By the third day, the pain stopped feeling sharp.

That worried him more than when it burned.

The bond responded sluggishly now—not dead, not severed, but… misaligned. When her emotions shifted, the feedback reached him unevenly, arriving in fragments instead of waves.

It made anticipation harder.

Timing less precise.

And mistakes more likely.

She noticed something was wrong when he stopped sitting.

Not avoiding her—

avoiding stillness.

"You're pacing," she said one evening, watching him trace the perimeter of their shelter like a habit he hadn't realized he'd formed.

"Helps regulate," he replied.

She studied him longer this time.

"You're anchoring too hard."

He didn't answer.

That, too, was becoming a pattern.

Later, when she slept, the damage finally made itself undeniable.

He woke abruptly, breath tearing from his chest, power flaring out of reflex before he could stop it.
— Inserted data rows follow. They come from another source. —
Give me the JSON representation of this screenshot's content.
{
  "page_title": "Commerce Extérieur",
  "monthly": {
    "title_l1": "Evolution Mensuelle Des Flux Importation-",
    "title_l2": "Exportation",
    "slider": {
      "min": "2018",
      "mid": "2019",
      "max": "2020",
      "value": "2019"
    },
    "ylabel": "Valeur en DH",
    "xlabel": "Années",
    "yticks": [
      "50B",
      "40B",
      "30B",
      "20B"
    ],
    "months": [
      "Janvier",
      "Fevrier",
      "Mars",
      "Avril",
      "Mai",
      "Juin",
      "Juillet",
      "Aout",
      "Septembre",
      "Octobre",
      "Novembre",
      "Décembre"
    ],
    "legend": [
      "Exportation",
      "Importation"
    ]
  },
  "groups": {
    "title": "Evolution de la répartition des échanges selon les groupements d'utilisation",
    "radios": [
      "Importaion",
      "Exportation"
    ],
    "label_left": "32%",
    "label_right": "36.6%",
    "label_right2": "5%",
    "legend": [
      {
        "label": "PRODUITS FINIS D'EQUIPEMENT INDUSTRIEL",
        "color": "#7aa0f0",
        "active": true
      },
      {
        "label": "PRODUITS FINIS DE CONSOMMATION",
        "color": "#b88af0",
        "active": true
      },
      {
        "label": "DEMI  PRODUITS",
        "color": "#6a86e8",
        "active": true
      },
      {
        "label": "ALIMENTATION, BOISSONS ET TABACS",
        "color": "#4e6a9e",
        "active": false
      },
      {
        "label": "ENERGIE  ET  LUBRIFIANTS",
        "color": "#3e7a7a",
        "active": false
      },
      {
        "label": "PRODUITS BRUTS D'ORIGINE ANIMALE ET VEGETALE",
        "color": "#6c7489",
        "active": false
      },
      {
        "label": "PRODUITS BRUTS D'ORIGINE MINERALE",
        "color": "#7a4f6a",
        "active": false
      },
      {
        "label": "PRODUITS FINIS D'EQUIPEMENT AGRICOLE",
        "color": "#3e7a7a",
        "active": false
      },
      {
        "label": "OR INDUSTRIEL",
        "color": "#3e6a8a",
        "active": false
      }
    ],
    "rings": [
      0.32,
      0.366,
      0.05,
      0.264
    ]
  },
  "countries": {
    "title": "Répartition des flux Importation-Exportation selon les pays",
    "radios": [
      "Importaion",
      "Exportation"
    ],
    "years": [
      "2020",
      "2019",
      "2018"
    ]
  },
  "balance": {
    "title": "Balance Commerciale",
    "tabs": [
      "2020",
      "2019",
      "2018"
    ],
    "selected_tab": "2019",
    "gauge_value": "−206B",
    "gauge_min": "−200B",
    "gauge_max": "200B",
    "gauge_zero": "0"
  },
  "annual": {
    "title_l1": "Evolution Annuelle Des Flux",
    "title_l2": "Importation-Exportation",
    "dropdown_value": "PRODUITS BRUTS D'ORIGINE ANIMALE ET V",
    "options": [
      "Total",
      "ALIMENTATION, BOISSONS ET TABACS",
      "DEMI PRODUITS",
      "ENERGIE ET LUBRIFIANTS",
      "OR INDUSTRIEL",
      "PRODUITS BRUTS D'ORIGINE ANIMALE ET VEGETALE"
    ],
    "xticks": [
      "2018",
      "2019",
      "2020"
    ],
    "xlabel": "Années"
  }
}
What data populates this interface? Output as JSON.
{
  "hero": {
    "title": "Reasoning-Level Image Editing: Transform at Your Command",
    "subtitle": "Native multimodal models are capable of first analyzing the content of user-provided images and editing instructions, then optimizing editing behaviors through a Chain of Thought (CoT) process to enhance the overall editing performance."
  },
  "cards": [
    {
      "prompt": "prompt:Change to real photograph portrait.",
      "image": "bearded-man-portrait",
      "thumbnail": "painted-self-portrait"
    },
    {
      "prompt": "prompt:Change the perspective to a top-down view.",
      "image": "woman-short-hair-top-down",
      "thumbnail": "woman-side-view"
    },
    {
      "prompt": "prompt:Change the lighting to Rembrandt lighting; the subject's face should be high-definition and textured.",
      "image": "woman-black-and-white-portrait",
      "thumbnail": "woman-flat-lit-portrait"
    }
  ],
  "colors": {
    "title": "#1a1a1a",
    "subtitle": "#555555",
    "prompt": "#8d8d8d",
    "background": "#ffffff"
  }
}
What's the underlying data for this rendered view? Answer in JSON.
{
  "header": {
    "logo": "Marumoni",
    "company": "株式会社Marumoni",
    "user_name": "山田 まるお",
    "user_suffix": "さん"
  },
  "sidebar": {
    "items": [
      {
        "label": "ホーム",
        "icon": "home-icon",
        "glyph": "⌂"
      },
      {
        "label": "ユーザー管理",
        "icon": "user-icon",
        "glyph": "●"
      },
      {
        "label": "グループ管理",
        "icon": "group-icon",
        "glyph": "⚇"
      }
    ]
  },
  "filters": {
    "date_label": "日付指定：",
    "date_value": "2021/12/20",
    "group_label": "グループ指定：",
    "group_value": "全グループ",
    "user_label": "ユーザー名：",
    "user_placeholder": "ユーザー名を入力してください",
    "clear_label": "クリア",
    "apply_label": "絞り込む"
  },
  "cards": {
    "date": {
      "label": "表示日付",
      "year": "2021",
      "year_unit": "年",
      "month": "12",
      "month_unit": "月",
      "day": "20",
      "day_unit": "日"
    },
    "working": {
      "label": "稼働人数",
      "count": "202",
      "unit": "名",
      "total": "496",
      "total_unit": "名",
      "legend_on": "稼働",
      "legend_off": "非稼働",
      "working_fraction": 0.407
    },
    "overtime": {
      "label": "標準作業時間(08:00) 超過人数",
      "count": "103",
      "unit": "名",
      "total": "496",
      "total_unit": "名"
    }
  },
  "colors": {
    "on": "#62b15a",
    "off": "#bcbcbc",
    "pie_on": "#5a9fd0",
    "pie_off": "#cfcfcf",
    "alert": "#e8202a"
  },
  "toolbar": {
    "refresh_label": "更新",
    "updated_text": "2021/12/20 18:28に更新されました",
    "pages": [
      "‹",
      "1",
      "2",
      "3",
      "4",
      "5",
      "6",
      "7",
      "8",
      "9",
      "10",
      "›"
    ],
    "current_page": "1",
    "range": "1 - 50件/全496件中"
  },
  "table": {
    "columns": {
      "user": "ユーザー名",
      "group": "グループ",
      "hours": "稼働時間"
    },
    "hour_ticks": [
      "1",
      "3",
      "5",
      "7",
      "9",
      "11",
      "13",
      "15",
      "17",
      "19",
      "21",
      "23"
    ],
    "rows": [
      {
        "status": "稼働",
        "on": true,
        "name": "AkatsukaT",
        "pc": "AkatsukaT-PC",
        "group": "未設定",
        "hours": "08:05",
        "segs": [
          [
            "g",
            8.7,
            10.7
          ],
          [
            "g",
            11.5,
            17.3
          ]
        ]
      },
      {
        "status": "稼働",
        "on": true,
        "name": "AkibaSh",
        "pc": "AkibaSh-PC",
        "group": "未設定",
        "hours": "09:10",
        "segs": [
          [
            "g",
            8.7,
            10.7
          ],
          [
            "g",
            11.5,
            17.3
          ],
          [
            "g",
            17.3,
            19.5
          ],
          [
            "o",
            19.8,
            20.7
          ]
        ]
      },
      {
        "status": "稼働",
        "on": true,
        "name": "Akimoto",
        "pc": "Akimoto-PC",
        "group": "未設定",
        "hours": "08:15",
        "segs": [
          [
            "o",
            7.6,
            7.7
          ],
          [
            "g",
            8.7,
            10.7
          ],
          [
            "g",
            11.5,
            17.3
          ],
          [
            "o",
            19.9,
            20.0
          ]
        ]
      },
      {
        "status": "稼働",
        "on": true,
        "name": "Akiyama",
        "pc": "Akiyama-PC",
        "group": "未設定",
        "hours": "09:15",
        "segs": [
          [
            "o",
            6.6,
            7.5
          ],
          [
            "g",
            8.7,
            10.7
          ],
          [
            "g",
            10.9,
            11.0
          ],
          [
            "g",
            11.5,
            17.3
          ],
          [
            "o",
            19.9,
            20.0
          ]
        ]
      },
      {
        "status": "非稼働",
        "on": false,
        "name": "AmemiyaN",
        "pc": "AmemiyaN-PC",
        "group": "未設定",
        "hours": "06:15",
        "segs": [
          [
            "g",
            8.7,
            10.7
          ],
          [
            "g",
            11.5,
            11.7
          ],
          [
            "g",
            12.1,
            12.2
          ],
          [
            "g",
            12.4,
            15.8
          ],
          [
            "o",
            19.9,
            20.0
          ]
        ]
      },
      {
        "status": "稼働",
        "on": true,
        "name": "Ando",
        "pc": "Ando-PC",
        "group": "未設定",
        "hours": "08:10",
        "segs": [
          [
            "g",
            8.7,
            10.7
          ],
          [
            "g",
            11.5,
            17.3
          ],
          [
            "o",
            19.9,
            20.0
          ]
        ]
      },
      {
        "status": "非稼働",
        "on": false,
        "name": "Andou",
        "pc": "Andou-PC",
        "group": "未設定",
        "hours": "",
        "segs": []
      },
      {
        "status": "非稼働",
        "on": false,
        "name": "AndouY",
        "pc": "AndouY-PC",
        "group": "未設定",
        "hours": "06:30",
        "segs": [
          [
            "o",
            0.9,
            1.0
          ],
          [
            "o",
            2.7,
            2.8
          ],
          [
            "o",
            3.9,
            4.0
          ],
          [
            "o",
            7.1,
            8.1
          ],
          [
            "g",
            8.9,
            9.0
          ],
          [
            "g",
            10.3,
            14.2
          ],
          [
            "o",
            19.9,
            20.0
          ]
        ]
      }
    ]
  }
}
The surge was small—contained almost immediately—but the backlash hit fast and brutal.

White-hot pain lanced through his ribs.

He dropped to one knee without sound, one hand braced against the floor as his vision fractured into light and dark.

The bond reacted.

Weakly.

Late.

Her breathing shifted in her sleep, brow furrowing as a faint echo brushed her awareness and faded.

That was when fear finally reached him.

Not fear of breaking restraint.

Fear that one day it would fail silently.

He stayed like that for a long time, riding out the aftershocks as the power settled unevenly back into containment, leaving behind a hollowness that felt… structural.

Something was wearing down.

Not cracking.

Not tearing.

Eroding.

In the morning, she watched him closely as he moved—how his steps were precise but careful, how he avoided sudden motion, how his focus never fully left his own internal balance.

"You're bleeding," she said flatly.

He glanced down.

There was no blood.

"Not like that," she added.

He met her gaze.

For a moment, he considered lying.

Then he remembered what restraint had already cost them.

"It's holding," he said instead.

Her jaw tightened.

"That wasn't the question."

Silence stretched.

The system, unseen, adjusted its parameters.

ANOMALY STABILITY: ACCEPTABLE.

DEGRADATION RATE: WITHIN TOLERANCE.

NOTE: SELF-MANAGED CONTAINMENT EFFECTIVE.

Effective.

That word again.

She stepped closer, ignoring the way he subtly shifted his weight to compensate.

"How long," she asked quietly, "before 'effective' becomes 'failure'?"

He didn't know.

Worse—

He suspected the answer wasn't fixed.

It depended on how long he was willing to let himself be consumed in place of her.

And the system, patient and precise, was perfectly content to let him find out.